Dies sagte der Direktor des "Zentrums für globale Studien -Strategy XXI", Mykhaylo Honchar.

"Es kann als Ganzes interessante Konsequenzen für Europa haben... Je nachdem, was die Ursache für den Fehler war, der zu der Explosion führte, die Russen sind diejenigen, die den größten Profit aus der Situtation schlagen können... Weil sie, bereits aufzeigten das neue Gasrouten benötigt werden.

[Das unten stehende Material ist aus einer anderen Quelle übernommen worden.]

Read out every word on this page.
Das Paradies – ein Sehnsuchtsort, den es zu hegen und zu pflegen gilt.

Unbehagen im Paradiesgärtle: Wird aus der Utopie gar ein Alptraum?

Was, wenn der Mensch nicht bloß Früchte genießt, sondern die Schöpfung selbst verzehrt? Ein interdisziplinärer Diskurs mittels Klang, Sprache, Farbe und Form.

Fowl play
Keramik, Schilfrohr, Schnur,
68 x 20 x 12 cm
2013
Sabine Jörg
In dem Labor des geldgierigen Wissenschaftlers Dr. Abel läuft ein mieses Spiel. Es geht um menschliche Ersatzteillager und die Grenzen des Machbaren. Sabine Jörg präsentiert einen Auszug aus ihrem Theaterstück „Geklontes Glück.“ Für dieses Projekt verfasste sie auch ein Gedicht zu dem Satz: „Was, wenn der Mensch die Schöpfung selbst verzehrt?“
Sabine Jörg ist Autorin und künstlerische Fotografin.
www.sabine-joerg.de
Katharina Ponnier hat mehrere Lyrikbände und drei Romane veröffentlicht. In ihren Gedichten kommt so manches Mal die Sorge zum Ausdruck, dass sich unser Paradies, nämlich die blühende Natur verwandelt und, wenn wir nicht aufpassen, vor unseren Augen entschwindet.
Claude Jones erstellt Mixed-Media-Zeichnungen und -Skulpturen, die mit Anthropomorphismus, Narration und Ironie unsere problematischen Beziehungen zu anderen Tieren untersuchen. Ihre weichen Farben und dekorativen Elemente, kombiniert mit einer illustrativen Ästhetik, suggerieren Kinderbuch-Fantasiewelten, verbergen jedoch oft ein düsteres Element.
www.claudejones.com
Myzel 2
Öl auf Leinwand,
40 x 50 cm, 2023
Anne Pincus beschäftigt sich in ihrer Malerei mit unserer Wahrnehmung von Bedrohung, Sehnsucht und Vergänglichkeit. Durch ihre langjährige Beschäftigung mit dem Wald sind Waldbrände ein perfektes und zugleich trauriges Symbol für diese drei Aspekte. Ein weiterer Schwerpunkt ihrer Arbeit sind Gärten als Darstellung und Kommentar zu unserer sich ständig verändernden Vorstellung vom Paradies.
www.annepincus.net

Die Russen werden sagen: Und genau deswegen bietet Russland den Nord Stream 2 an", so der Experte.

"Man kann sagen, dass die Russen dieses Problem jetzt eskalieren lassen werden, um Brüssel dazu zu bewegen, die EU-Mitgliedstaaten, die sich gegen den Bau der Pipeline stellen, umzustimmen“, fügte Honchar hinzu.

Laut dem Experten wird der Transitfluss in Europa aufgrund der Gaspipeline-Explosion um etwa ein Drittel sinken. Dies gilt insbesondere auch für die Ukraine.

Die Explosion am Gasverteilungsknoten, in Baumgarten, 50 Kilometer nordöstlich von Wien, erfolgte am Morgen des 12. Dezember. Der Grund für die Explosion, war laut der österreichischen Polizei eine technische Störung.

Aufgrund der Explosion wurde die Versorgung mit russischem Gas im Süden und Südosten Europas gestoppt.

Allerdings wird die Explosion nicht die Gaslieferungen an die ukrainischen Verbraucher beeinflussen, berichtete der Vorsitzende von "Naftogas", Andriy Kobolev.